Note: All abstracts are printed as received from the authors.
e21
Process of Implementation: A satisfaction survey was developed to identify barriers among the PACU staff and the receiving units. These surveys were passed out to all PACU nurses and to all CVSU nurses. We then asked that the receiving unit’s nurse come to PACU when the patient was ready to transport. Bedside report was given and an opportunity for questions from receiving nurse was provided. This was a one-month trial. We then repeated the satisfaction survey to get feedback on the success of this project. Statement of Successful Practice: Requiring face to face report improved communication between the sending and receiving units. The improved communication resulted in decreased hold time in PACU, and a verbalized sense of security for the patient. The ability to review vital signs, incision sites, and plan of care together increased patient safety. Implications for Advancing the Practice of Perianesthesia Nursing: By implementing the face-to-face hand off, we are able to ensure proper communication, improve patient safety, improve patient and staff satisfaction, and decrease hold time in PACU.

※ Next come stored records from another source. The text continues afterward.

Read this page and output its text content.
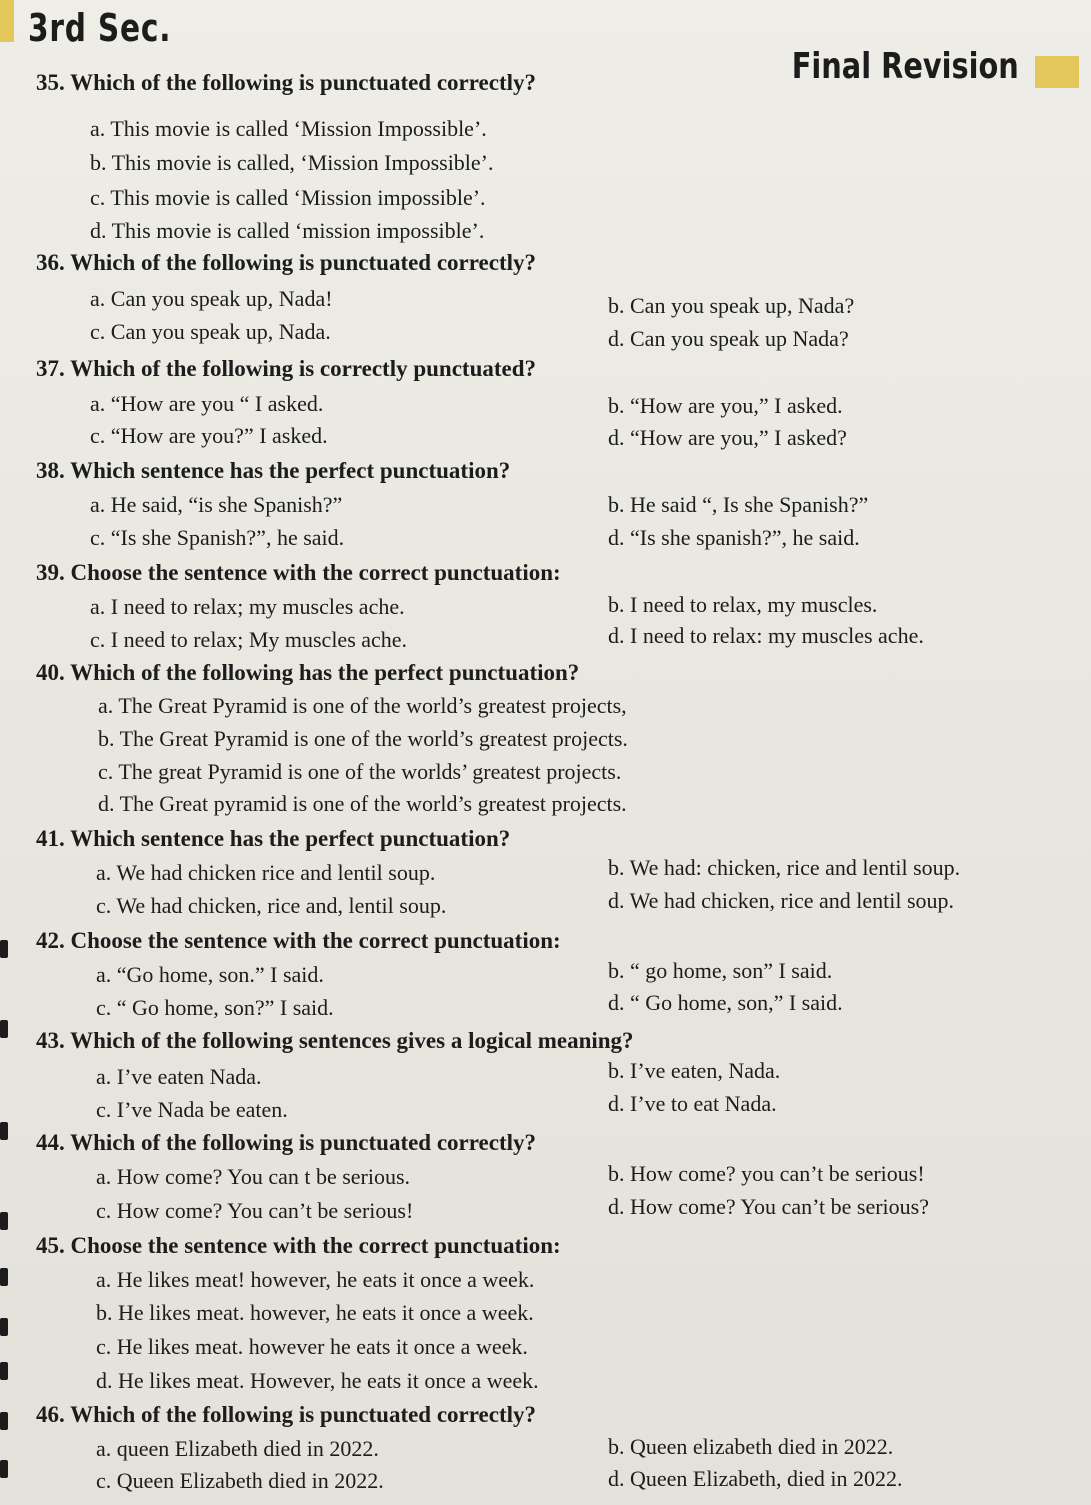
3rd Sec.
Final Revision
35. Which of the following is punctuated correctly?
a. This movie is called ‘Mission Impossible’.
b. This movie is called, ‘Mission Impossible’.
c. This movie is called ‘Mission impossible’.
d. This movie is called ‘mission impossible’.
36. Which of the following is punctuated correctly?
a. Can you speak up, Nada!	b. Can you speak up, Nada?
c. Can you speak up, Nada.	d. Can you speak up Nada?
37. Which of the following is correctly punctuated?
a. “How are you “ I asked.	b. “How are you,” I asked.
c. “How are you?” I asked.	d. “How are you,” I asked?
38. Which sentence has the perfect punctuation?
a. He said, “is she Spanish?”	b. He said “, Is she Spanish?”
c. “Is she Spanish?”, he said.	d. “Is she spanish?”, he said.
39. Choose the sentence with the correct punctuation:
a. I need to relax; my muscles ache.	b. I need to relax, my muscles.
c. I need to relax; My muscles ache.	d. I need to relax: my muscles ache.
40. Which of the following has the perfect punctuation?
a. The Great Pyramid is one of the world’s greatest projects,
b. The Great Pyramid is one of the world’s greatest projects.
c. The great Pyramid is one of the worlds’ greatest projects.
d. The Great pyramid is one of the world’s greatest projects.
41. Which sentence has the perfect punctuation?
a. We had chicken rice and lentil soup.	b. We had: chicken, rice and lentil soup.
c. We had chicken, rice and, lentil soup.	d. We had chicken, rice and lentil soup.
42. Choose the sentence with the correct punctuation:
a. “Go home, son.” I said.	b. “ go home, son” I said.
c. “ Go home, son?” I said.	d. “ Go home, son,” I said.
43. Which of the following sentences gives a logical meaning?
a. I’ve eaten Nada.	b. I’ve eaten, Nada.
c. I’ve Nada be eaten.	d. I’ve to eat Nada.
44. Which of the following is punctuated correctly?
a. How come? You can t be serious.	b. How come? you can’t be serious!
c. How come? You can’t be serious!	d. How come? You can’t be serious?
45. Choose the sentence with the correct punctuation:
a. He likes meat! however, he eats it once a week.
b. He likes meat. however, he eats it once a week.
c. He likes meat. however he eats it once a week.
d. He likes meat. However, he eats it once a week.
46. Which of the following is punctuated correctly?
a. queen Elizabeth died in 2022.	b. Queen elizabeth died in 2022.
c. Queen Elizabeth died in 2022.	d. Queen Elizabeth, died in 2022.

IMPROVING COMMUNICATION WITH FAMILY FOR POST ANESTHESIA PATIENTS Team Leader: Dianne Morgan, BSN RN CPAN Salem Health, Salem, Oregon Team Members: Richard DeArmond, BSN RN CMSRN, Clinical Informatics Coordinator, Nancy Dunn, MS RN, Clinical Excellence Coordinator Background Information: The Post- Anesthesia Care Unit (PACU) received patient and family complaints because of lack of updates and notification of the patient being transferred to an inpatient bed, leaving the family in the lobby waiting to see their family member or receive an update. Objectives of Project: Create a standard to update and notify patient families of patient transfer, then patient family complaints will decrease and patient family satisfaction will increase as indicated by the patient satisfaction survey data related to the question, “information given to family.” Process of Implementation: Role clarity. The person transferring the patient to the inpatient bed will be responsible to notify family of transfer. Collaborate with informatics to create and icon to reflect on the Epic status board indicating the patient had been in PACU for 2 hours, providing a visual reminder for the RN to update waiting families. The 60 “ flat screen previously used for OR scheduling, was repurposed to display the EPIC status board providing a large view, so all staff in PACU can notify other RN’s in the department when the patient length of stay had reached 2 hours. Create standard documentation. Family notification space added to the Epic documentation flow sheet for ease of documentation. PACU RN’s given access to add “scripted” messages to the family status board in the waiting, room previously only used by the OR staff. Statement of Successful Practice: PACU is moving in the right direction; focusing in improving communication with families and creating a system to support the workflow. Since we started this work there have been no patient family complaints of being forgotten in the lobby.